Todos os dias em frente à estação de trem de Nova Iguaçu está lá uma senhorinha vendendo coador de café. Ela não sabe quem eu sou. Eu não sei o nome dela. Eu a observo há alguns anos. Sempre ali, exalando humildade, tocando seu pequeno comércio.
Essa senhorinha é para mim um símbolo de milhões de brasileiros. Quem conhece a realidade nua e crua de um lugar como a Baixada Fluminense sabe como é a situação dessas pessoas.
A despensa não acumula mantimentos. Na geladeira há sempre espaços vazios. Em alguns casos, nem há geladeira. O que se come hoje foi comprado com o que se ganhou ontem, ou com o que se ganhou hoje mesmo ou, ainda, com o que ainda se vai ganhar, graças ao caderno da “barraca” que há na rua.

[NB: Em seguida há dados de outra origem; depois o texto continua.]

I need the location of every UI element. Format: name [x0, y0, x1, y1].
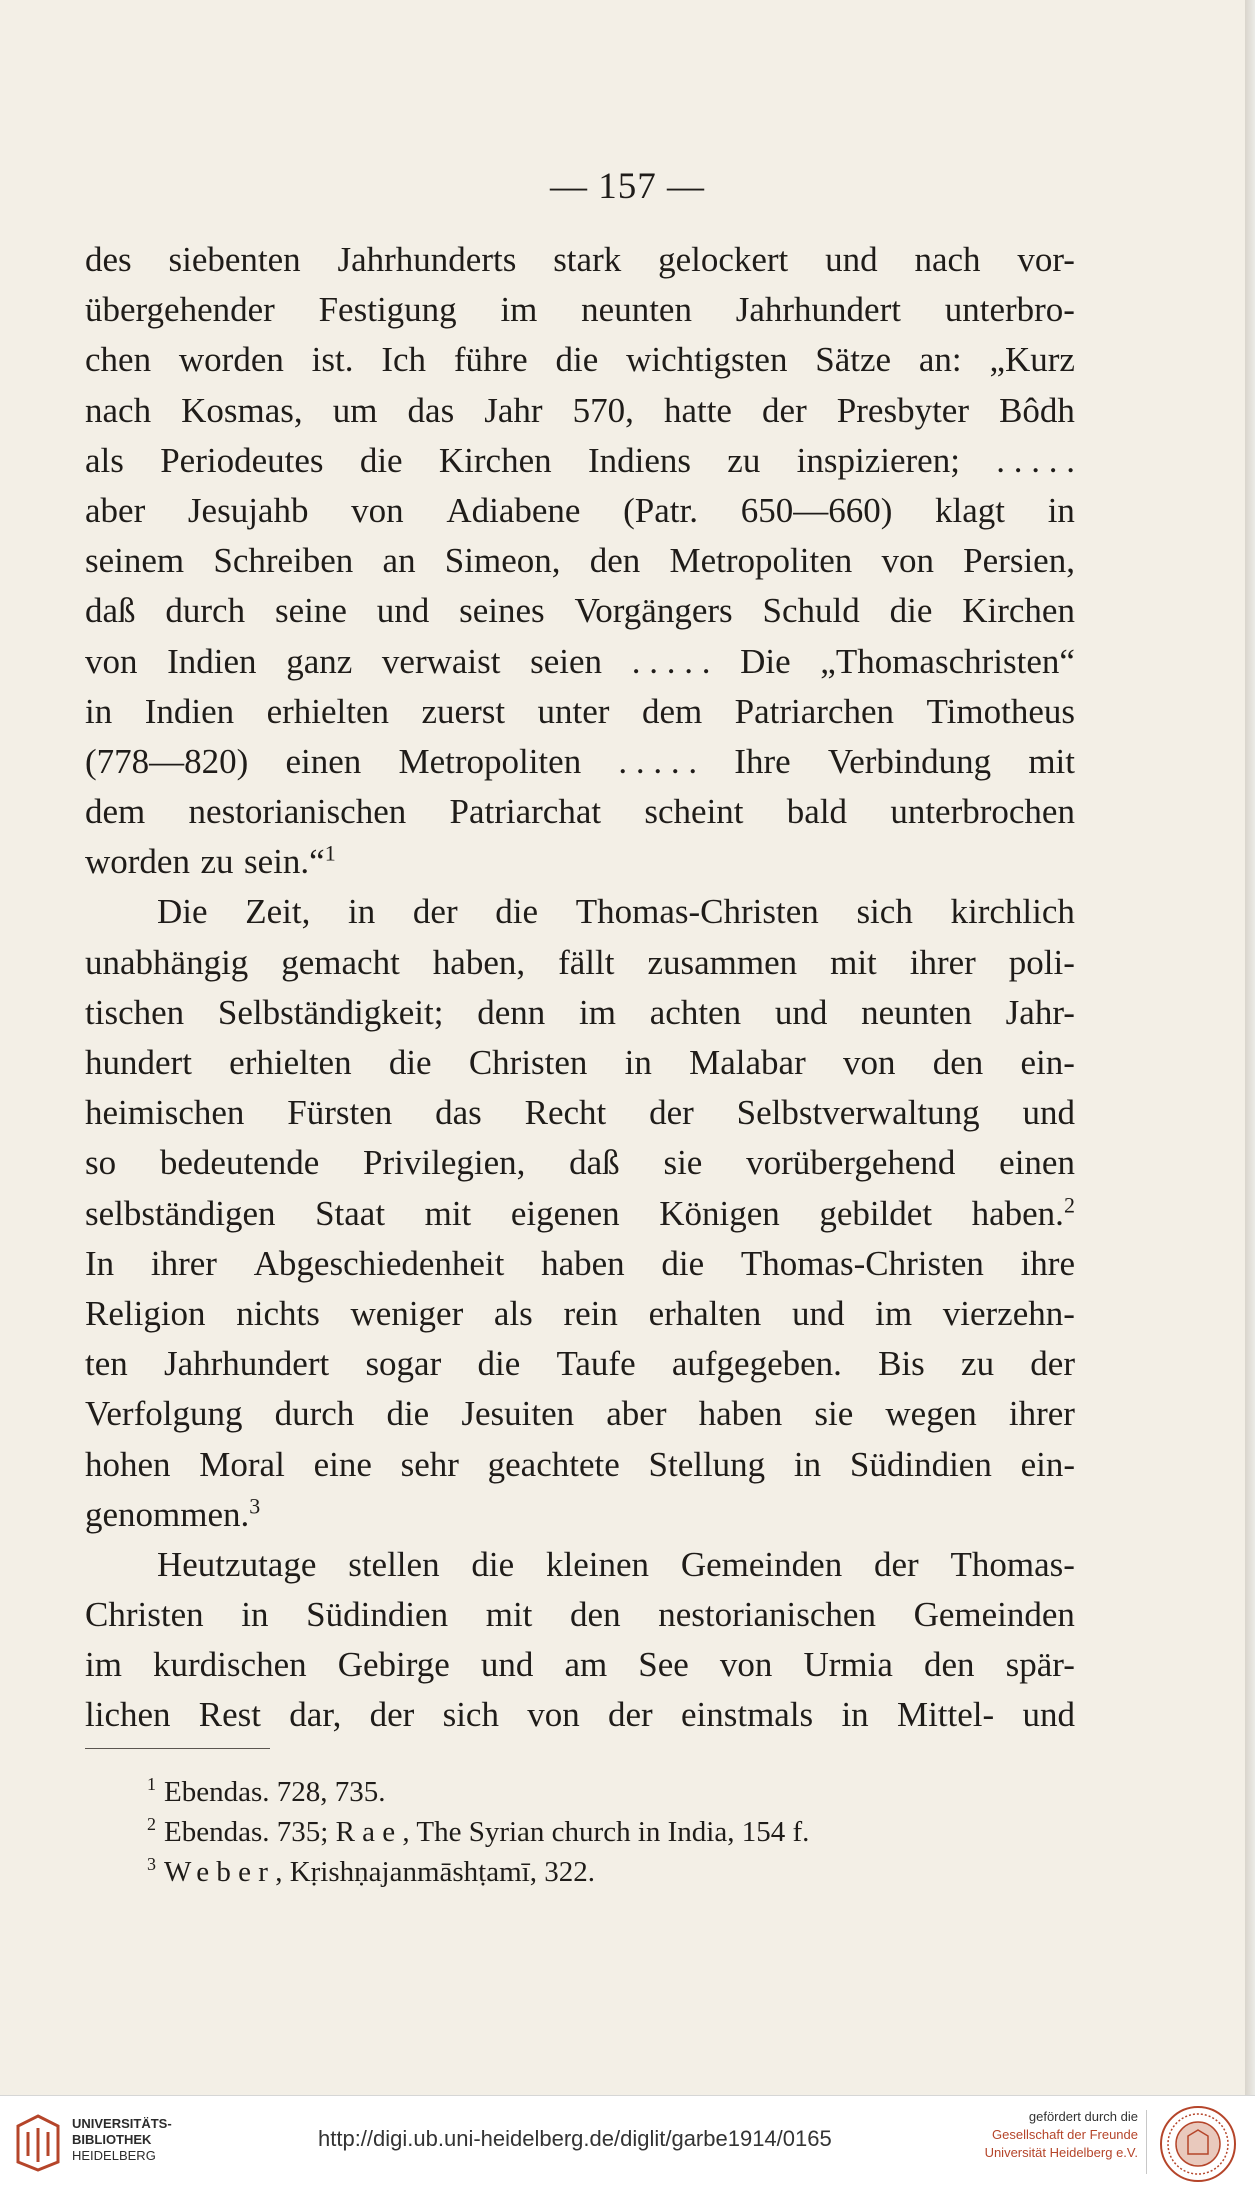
word: poli-	[1008, 942, 1075, 982]
text-line	[85, 1389, 1075, 1439]
word: Mittel-	[896, 1695, 995, 1735]
word: ihrer	[909, 942, 976, 982]
footnote	[147, 1852, 809, 1892]
word: Fürsten	[287, 1093, 393, 1133]
footnote-text: , Kṛishṇajanmāshṭamī, 322.	[275, 1856, 595, 1888]
word: Kirchen	[962, 591, 1075, 631]
word: am	[564, 1645, 608, 1685]
word: Sätze	[815, 340, 892, 380]
word: den	[932, 1043, 984, 1082]
word: an	[382, 541, 416, 581]
word: Persien,	[963, 541, 1075, 581]
word: in	[85, 691, 113, 731]
word: zu	[961, 1344, 995, 1384]
text-line	[85, 285, 1075, 335]
word: der	[412, 892, 458, 932]
word: Christen	[468, 1043, 588, 1082]
word: stellen	[348, 1544, 440, 1584]
word: von	[881, 541, 934, 581]
word: gemacht	[281, 942, 400, 982]
library-name	[72, 2116, 172, 2164]
word: chen	[85, 340, 152, 380]
word: in	[841, 1695, 869, 1735]
word: Südindien	[849, 1444, 992, 1484]
word: zu	[727, 440, 761, 480]
word: siebenten	[168, 240, 301, 279]
word: Ich	[381, 340, 427, 380]
word: neunten	[581, 290, 692, 330]
word: Metropoliten	[669, 541, 853, 581]
word: einen	[285, 741, 362, 781]
word: klagt	[935, 490, 1006, 530]
word: (Patr.	[623, 490, 698, 530]
footnote-text: Ebendas. 728, 735.	[164, 1776, 386, 1808]
word: des	[85, 240, 132, 279]
word: unabhängig	[85, 942, 249, 982]
word: sich	[442, 1695, 499, 1735]
word: als	[493, 1293, 533, 1333]
page-number: — 157 —	[550, 166, 705, 207]
word: Kosmas,	[181, 390, 303, 430]
text-line	[85, 938, 1075, 988]
word: selbständigen	[85, 1193, 276, 1233]
word: ten	[85, 1344, 128, 1384]
word: erhalten	[648, 1293, 762, 1333]
text-line	[85, 1690, 1075, 1740]
word: das	[407, 390, 455, 430]
word: den	[589, 541, 641, 581]
word: Malabar	[689, 1043, 806, 1082]
footnote-author: Rae	[335, 1816, 403, 1848]
word: an:	[918, 340, 962, 380]
word: von	[719, 1645, 773, 1685]
word: als	[85, 440, 124, 480]
word: Stellung	[648, 1444, 766, 1484]
word: den	[570, 1595, 621, 1635]
word: hatte	[663, 390, 732, 430]
word: Privilegien,	[363, 1143, 526, 1183]
word: Jesuiten	[461, 1394, 575, 1434]
word: unterbro-	[944, 290, 1075, 330]
text-line	[85, 235, 1075, 285]
word: durch	[274, 1394, 355, 1434]
text-line	[85, 887, 1075, 937]
word: und	[1022, 1093, 1075, 1133]
word: in	[348, 892, 376, 932]
word: See	[638, 1645, 689, 1685]
word: seines	[459, 591, 545, 631]
word: Schreiben	[213, 541, 354, 581]
word: hundert	[85, 1043, 192, 1082]
word: vorübergehend	[746, 1143, 956, 1183]
word: wichtigsten	[626, 340, 788, 380]
word: Christen	[85, 1595, 204, 1635]
text-line	[85, 386, 1075, 436]
text-line	[85, 1540, 1075, 1590]
word: ein-	[1020, 1444, 1075, 1484]
word: die	[477, 1344, 521, 1384]
word: genommen.$^3$	[85, 1493, 261, 1534]
word: so	[85, 1143, 117, 1183]
word: Gebirge	[337, 1645, 450, 1685]
body-text	[85, 235, 1075, 1741]
word: aber	[606, 1394, 667, 1434]
word: eine	[313, 1444, 372, 1484]
text-line	[85, 837, 1075, 887]
word: Verbindung	[827, 741, 992, 781]
word: bald	[786, 792, 848, 832]
word: Jahrhundert	[163, 1344, 330, 1384]
word: seinem	[85, 541, 185, 581]
word: dem	[85, 792, 146, 832]
word: denn	[477, 992, 546, 1032]
word: im	[500, 290, 538, 330]
word: Zeit,	[245, 892, 311, 932]
word: von	[527, 1695, 580, 1735]
word: der	[874, 1544, 919, 1584]
word: seine	[274, 591, 347, 631]
footnote-number: 3	[147, 1854, 156, 1875]
word: Heutzutage	[157, 1544, 317, 1584]
word: bedeutende	[159, 1143, 320, 1183]
text-line	[85, 787, 1075, 837]
page-edge	[1245, 0, 1255, 2095]
word: einen	[999, 1143, 1075, 1183]
word: sehr	[400, 1444, 459, 1484]
word: in	[241, 1595, 269, 1635]
word: und	[1022, 1695, 1075, 1735]
word: sich	[856, 892, 913, 932]
word: Simeon,	[444, 541, 561, 581]
text-line	[85, 1289, 1075, 1339]
word: ihre	[1020, 1243, 1075, 1283]
word: Die	[157, 892, 208, 932]
word: führe	[453, 340, 528, 380]
word: Staat	[315, 1193, 386, 1233]
word: mit	[830, 942, 877, 982]
word: geachtete	[487, 1444, 620, 1484]
word: und	[825, 240, 878, 279]
word: wegen	[885, 1394, 977, 1434]
word: Taufe	[556, 1344, 636, 1384]
word: nichts	[236, 1293, 320, 1333]
footnote-rule	[85, 1748, 270, 1749]
word: im	[85, 1645, 122, 1685]
word: haben	[541, 1243, 625, 1283]
word: daß	[569, 1143, 620, 1183]
word: Religion	[85, 1293, 206, 1333]
word: der	[608, 1695, 653, 1735]
word: rein	[563, 1293, 618, 1333]
word: von	[842, 1043, 896, 1082]
word: „Kurz	[989, 340, 1075, 380]
word: im	[875, 1293, 913, 1333]
permalink-url[interactable]: http://digi.ub.uni-heidelberg.de/diglit/garbe1914/0165	[318, 2126, 832, 2151]
text-line	[85, 988, 1075, 1038]
word: 650—660)	[740, 490, 893, 530]
word: sie	[814, 1394, 854, 1434]
word: Jahrhunderts	[337, 240, 517, 279]
word: die	[495, 892, 539, 932]
word: inspizieren;	[796, 440, 960, 480]
word: fällt	[558, 942, 615, 982]
word: übergehender	[85, 290, 275, 330]
word: Südindien	[306, 1595, 449, 1635]
word: eigenen	[510, 1193, 620, 1233]
word: Jahr	[484, 390, 543, 430]
word: und	[774, 992, 828, 1032]
word: zu	[200, 842, 234, 882]
word: Gemeinden	[913, 1595, 1075, 1635]
word: seien	[530, 641, 603, 681]
text-line	[85, 1189, 1075, 1239]
word: den	[923, 1645, 975, 1685]
word: mit	[485, 1595, 533, 1635]
word: Bis	[878, 1344, 925, 1384]
library-name-line2: BIBLIOTHEK	[72, 2132, 152, 2147]
word: In	[85, 1243, 115, 1283]
text-line	[85, 1088, 1075, 1138]
word: Jesujahb	[187, 490, 309, 530]
footer-bar	[0, 2095, 1255, 2188]
word: mit	[424, 1193, 472, 1233]
word: worden	[85, 842, 190, 882]
word: Thomas-	[950, 1544, 1075, 1584]
footnote	[147, 1812, 809, 1852]
word: durch	[165, 591, 246, 631]
text-line	[85, 737, 1075, 787]
word: Festigung	[318, 290, 457, 330]
text-line	[85, 1640, 1075, 1690]
word: weniger	[350, 1293, 464, 1333]
word: vor-	[1017, 240, 1075, 279]
word: (778—820)	[85, 741, 249, 781]
word: der	[1030, 1344, 1075, 1384]
word: Vorgängers	[574, 591, 733, 631]
word: der	[762, 390, 807, 430]
word: gebildet	[819, 1193, 933, 1233]
word: die	[555, 340, 599, 380]
word: achten	[649, 992, 742, 1032]
word: die	[661, 1243, 705, 1283]
word: unterbrochen	[890, 792, 1075, 832]
text-line	[85, 1339, 1075, 1389]
word: daß	[85, 591, 136, 631]
word: Kirchen	[438, 440, 552, 480]
word: Metropoliten	[398, 741, 582, 781]
word: Patriarchat	[449, 792, 602, 832]
word: und	[376, 591, 430, 631]
footnote-author: Weber	[164, 1856, 276, 1888]
word: Indien	[167, 641, 257, 681]
word: Periodeutes	[160, 440, 324, 480]
word: Timotheus	[926, 691, 1075, 731]
text-line	[85, 1490, 1075, 1540]
word: sein.“$^1$	[244, 840, 336, 882]
text-line	[85, 536, 1075, 586]
footnote-number: 2	[147, 1814, 156, 1835]
word: Jahrhundert	[735, 290, 901, 330]
word: 570,	[572, 390, 634, 430]
word: Indien	[144, 691, 235, 731]
word: tischen	[85, 992, 185, 1032]
word: die	[471, 1544, 515, 1584]
word: heimischen	[85, 1093, 245, 1133]
word: verwaist	[381, 641, 501, 681]
funding-note	[968, 2108, 1138, 2162]
footnote-marker: 1	[324, 840, 336, 866]
word: von	[351, 490, 404, 530]
word: aufgegeben.	[671, 1344, 842, 1384]
word: hohen	[85, 1444, 171, 1484]
text-line	[85, 1440, 1075, 1490]
word: und	[791, 1293, 845, 1333]
word: worden	[178, 340, 284, 380]
word: sogar	[365, 1344, 442, 1384]
text-line	[85, 335, 1075, 385]
word: Indiens	[587, 440, 691, 480]
word: unter	[537, 691, 610, 731]
word: Verfolgung	[85, 1394, 243, 1434]
word: im	[579, 992, 616, 1032]
word: in	[1047, 490, 1075, 530]
footnote-marker: 2	[1063, 1191, 1075, 1217]
word: Thomas-Christen	[740, 1243, 984, 1283]
word: sie	[663, 1143, 703, 1183]
word: Königen	[659, 1193, 780, 1233]
word: nestorianischen	[658, 1595, 876, 1635]
word: vierzehn-	[942, 1293, 1075, 1333]
word: nach	[914, 240, 981, 279]
text-line	[85, 687, 1075, 737]
word: die	[889, 591, 933, 631]
word: nach	[85, 390, 152, 430]
text-line	[85, 637, 1075, 687]
funder-name-line1: Gesellschaft der Freunde	[992, 2127, 1138, 2142]
word: neunten	[861, 992, 972, 1032]
word: Die	[740, 641, 791, 681]
word: . . . . .	[631, 641, 711, 681]
word: Ihre	[734, 741, 791, 781]
text-line	[85, 1590, 1075, 1640]
word: der	[649, 1093, 694, 1133]
word: in	[793, 1444, 822, 1484]
word: Schuld	[762, 591, 860, 631]
word: und	[480, 1645, 534, 1685]
word: haben.$^2$	[971, 1191, 1075, 1233]
word: Adiabene	[446, 490, 581, 530]
footnote-marker: 3	[249, 1493, 261, 1519]
text-line	[85, 586, 1075, 636]
word: Bôdh	[999, 390, 1075, 430]
word: spär-	[1005, 1645, 1075, 1685]
library-logo-icon	[12, 2110, 64, 2174]
word: kirchlich	[950, 892, 1075, 932]
footnote-text: , The Syrian church in India, 154 f.	[402, 1816, 810, 1848]
word: Selbständigkeit;	[217, 992, 444, 1032]
footnote-number: 1	[147, 1774, 156, 1795]
word: um	[332, 390, 378, 430]
university-seal-icon	[1158, 2104, 1238, 2184]
word: ihrer	[1008, 1394, 1075, 1434]
word: kurdischen	[153, 1645, 307, 1685]
word: der	[369, 1695, 415, 1735]
text-line	[85, 1138, 1075, 1188]
word: ist.	[311, 340, 354, 380]
word: haben,	[432, 942, 526, 982]
word: Patriarchen	[734, 691, 895, 731]
word: nestorianischen	[188, 792, 407, 832]
word: gelockert	[658, 240, 789, 279]
word: Jahr-	[1005, 992, 1075, 1032]
word: ein-	[1020, 1043, 1075, 1082]
word: dar,	[289, 1695, 342, 1735]
word: die	[386, 1394, 430, 1434]
text-line	[85, 1038, 1075, 1088]
word: die	[359, 440, 403, 480]
word: Thomas-Christen	[575, 892, 819, 932]
word: „Thomaschristen“	[820, 641, 1075, 681]
word: haben	[698, 1394, 783, 1434]
word: lichen	[85, 1695, 171, 1735]
word: erhielten	[229, 1043, 352, 1082]
text-line	[85, 1239, 1075, 1289]
word: mit	[1028, 741, 1075, 781]
word: kleinen	[546, 1544, 650, 1584]
word: stark	[553, 240, 622, 279]
word: Urmia	[803, 1645, 893, 1685]
word: von	[85, 641, 138, 681]
footnote	[147, 1772, 809, 1812]
word: das	[435, 1093, 482, 1133]
word: Presbyter	[836, 390, 969, 430]
word: Abgeschiedenheit	[253, 1243, 505, 1283]
word: die	[388, 1043, 432, 1082]
word: Gemeinden	[680, 1544, 843, 1584]
text-line	[85, 486, 1075, 536]
word: ihrer	[150, 1243, 217, 1283]
word: in	[624, 1043, 652, 1082]
word: dem	[641, 691, 703, 731]
funder-name-line2: Universität Heidelberg e.V.	[984, 2145, 1138, 2160]
word: einstmals	[680, 1695, 814, 1735]
word: aber	[85, 490, 146, 530]
library-name-line1: UNIVERSITÄTS-	[72, 2116, 172, 2131]
footnotes	[147, 1772, 809, 1892]
word: Rest	[198, 1695, 262, 1735]
library-name-line3: HEIDELBERG	[72, 2148, 156, 2163]
word: zuerst	[421, 691, 506, 731]
funded-by-label: gefördert durch die	[1028, 2109, 1138, 2124]
word: ganz	[286, 641, 353, 681]
text-line	[85, 436, 1075, 486]
footnote-text: Ebendas. 735;	[164, 1816, 336, 1848]
word: Recht	[524, 1093, 607, 1133]
word: Selbstverwaltung	[736, 1093, 980, 1133]
word: scheint	[644, 792, 744, 832]
word: . . . . .	[996, 440, 1075, 480]
word: Moral	[199, 1444, 285, 1484]
word: . . . . .	[618, 741, 698, 781]
word: zusammen	[647, 942, 798, 982]
footer-divider	[1146, 2110, 1147, 2174]
word: erhielten	[266, 691, 390, 731]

As circunstâncias da minha vida sempre me aproximaram de pessoas muito pobres. Nunca fui muito pobre, mas compartilhar a experiência de quem passa por dificuldades pela qual não passamos nos traz grandes lições.
Hoje vejo muitas pessoas que julgam a realidade pelas suas experiências pessoais. Não fazem ideia das circunstâncias em que vive o próximo, muito menos os distantes.
Vejo pessoas que têm renda garantida pedindo lockdown. Vejo pessoas que podem alcançar alguma renda por meio eletrônico pedindo lockdown. Vejo pessoas que têm reservas financeiras pedindo lockdown.
Todas pensam o mundo a partir de suas experiências e de sua realidade. E, por isso, creem que existe uma solução mágica para todos os problemas. Temos uma pandemia? É simples: fecha tudo e vamos todos ficar em casa. E para quem não gostar, o choro é livre.
Mas o centro do mundo não é o umbigo dos servidores públicos, dos que têm bons empregos, daqueles que podem fazer home office ou dar aulas online, muito menos dos que têm alguma poupança para suportar o lockdown por um tempo.
Uma doença que mata cerca de 3% dos casos oficialmente comprovados de infecção tem capacidade letal muito menor que a de um lockdown em um país de pobres e miseráveis. Quem sabe o que é o Brasil real, tem consciência disso.
Quem pode se isolar, deve se isolar. Mas é uma desumanidade obrigar que pobres e miseráveis como a senhorinha da estação de Nova Iguaçu sejam proibidos de buscar o pão de cada dia. Isso sim seria um genocídio.
Hoje (19/03) em todo mundo se celebra a memória de um trabalhador que viveu em uma cidade chamada Nazaré, no atual Estado de Israel. Seu nome era José. Ele era casado com uma senhora chamada Maria. E com o seu trabalho criou o menino que tomou para si como seu filho.
Que o bom Deus que escolheu um trabalhador pobre e humilde para cuidar do seu Filho Unigênito ilumine o entendimento de todos para que compreendam a situação dos trabalhadores desse país e do mundo.
Não impeçam uma mulher ou um homem de buscarem o pão para sua casa. Isso é uma crueldade.